Kentigern fled to Wales until called back by Strathclyde’s new Christian ruler, Rhydderch Hael, after the Battle of Arfderydd in 573. Rhydderch’s defeat of the pagan ruler, Gwenddolau, formed a precedent for St Kentigern’s conversion of the people of Hoddom, who were said to have worshipped Woden**. Kentigern then returned to Glasgow.
Whilst praying in the wilderness, Kentigern met Lailoken (Myrddin Wyllt) who spoke of the source of his ‘madness’: a vision of host of warriors in the sky after the Battle of Arfderydd and being ‘torn out of himself’ by an evil spirit and assigned ‘to the wild things of the woods’.
Afterward, Lailoken followed Kentigern back to Glasgow and took to prophesying from a steep rock above Molendinar Burn (unfortunately covered over in the 1870’s and now beneath Wishart Street) north of the church.
Little heed was paid to his words because they were obscure and unintelligible and he refused to repeat himself. However, some of his ‘apparently idle remarks’ were written down. I wonder whether these lost fragments, passed on orally, could have formed the basis for the prophetic poems attributed to Myrddin in The Black Book of Carmarthen?

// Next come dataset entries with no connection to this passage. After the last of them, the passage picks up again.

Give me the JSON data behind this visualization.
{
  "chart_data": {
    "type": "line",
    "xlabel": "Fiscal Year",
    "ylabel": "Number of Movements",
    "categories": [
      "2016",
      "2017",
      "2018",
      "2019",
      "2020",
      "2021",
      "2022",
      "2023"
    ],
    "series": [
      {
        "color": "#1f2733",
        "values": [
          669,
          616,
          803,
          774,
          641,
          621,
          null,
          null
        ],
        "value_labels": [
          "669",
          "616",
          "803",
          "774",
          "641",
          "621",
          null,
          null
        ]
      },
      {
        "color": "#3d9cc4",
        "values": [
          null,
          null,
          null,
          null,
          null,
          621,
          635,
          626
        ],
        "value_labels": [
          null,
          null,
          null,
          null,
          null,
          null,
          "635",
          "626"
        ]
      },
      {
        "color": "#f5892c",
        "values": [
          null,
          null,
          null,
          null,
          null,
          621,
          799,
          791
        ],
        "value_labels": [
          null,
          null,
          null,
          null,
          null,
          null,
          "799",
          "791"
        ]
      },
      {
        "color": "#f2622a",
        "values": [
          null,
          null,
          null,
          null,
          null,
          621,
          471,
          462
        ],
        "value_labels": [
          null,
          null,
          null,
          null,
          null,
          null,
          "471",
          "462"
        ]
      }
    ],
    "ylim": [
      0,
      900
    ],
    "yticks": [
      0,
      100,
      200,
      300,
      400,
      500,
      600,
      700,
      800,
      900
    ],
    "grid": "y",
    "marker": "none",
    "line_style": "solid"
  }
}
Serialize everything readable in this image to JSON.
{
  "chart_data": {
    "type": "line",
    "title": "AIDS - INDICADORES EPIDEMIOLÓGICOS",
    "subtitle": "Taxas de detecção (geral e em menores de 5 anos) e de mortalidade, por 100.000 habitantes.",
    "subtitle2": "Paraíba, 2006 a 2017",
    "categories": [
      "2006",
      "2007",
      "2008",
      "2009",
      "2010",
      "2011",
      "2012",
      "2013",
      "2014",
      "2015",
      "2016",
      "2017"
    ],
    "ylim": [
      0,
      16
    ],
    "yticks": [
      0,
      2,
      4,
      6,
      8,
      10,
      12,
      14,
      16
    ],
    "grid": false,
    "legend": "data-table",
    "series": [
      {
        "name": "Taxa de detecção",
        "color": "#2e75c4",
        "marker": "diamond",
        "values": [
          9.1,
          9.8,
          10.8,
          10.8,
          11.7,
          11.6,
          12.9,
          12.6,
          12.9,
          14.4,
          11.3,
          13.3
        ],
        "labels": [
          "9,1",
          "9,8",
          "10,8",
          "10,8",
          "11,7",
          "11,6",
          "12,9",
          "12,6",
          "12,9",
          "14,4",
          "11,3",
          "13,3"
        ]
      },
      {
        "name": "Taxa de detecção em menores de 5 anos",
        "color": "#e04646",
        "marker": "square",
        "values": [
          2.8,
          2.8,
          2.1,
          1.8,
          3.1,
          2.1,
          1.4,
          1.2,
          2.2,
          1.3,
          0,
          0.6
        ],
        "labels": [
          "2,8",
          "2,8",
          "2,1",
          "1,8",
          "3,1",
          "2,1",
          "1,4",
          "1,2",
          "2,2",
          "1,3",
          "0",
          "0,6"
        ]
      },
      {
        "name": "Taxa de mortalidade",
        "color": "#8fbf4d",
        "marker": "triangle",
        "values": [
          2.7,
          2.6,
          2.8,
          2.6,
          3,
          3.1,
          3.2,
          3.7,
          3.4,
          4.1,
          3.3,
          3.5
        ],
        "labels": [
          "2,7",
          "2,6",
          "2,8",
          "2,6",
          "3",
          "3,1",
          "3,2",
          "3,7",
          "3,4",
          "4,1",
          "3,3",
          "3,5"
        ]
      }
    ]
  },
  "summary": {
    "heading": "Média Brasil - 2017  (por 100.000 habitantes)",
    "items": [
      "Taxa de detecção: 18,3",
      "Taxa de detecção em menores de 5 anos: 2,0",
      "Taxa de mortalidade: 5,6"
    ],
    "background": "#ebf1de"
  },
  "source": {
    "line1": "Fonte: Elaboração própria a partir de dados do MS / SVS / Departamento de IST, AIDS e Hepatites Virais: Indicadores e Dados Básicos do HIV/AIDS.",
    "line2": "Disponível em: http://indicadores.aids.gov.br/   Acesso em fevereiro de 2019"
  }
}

Just north of Glasgow Cathedral, Lailoken predicted his ‘three-fold’ death and supposedly begged Kentigern for communion before he met his end.
Kentigern’s miracles are depicted outside and within the cathedral and on Glasgow’s Coat of Arms: a robin he brought back to life, a hazel tree from which he started a fire, and a bell he brought back from Rome. Most curious is a fish which swallowed a ring, belonging to Rhydderch’s wife, Languoreth. Rhydderch is said to have thrown her ring into water with the purpose of proving she had given it to a lover. By ordering one of his monks to catch the fish, Kentigern saved her from execution.
Perhaps Kentigern’s compassion resulted from knowledge of his mother’s near execution at the hands of his grandfather?
In his old age Kentigern became increasingly debilitated to the point his chin needed to be tied up with a bandage. He is said to have died in the bath on Sunday 13th of January in 614.
*An alternative king list does not name Morken but Tutagual, Rhydderch Hael’s father as his predecessor to the rulership of Stratchclyde.
**This seems to be an anachronism because the Anglo-Saxons had not arrived in south-west Scotland in the 6th century.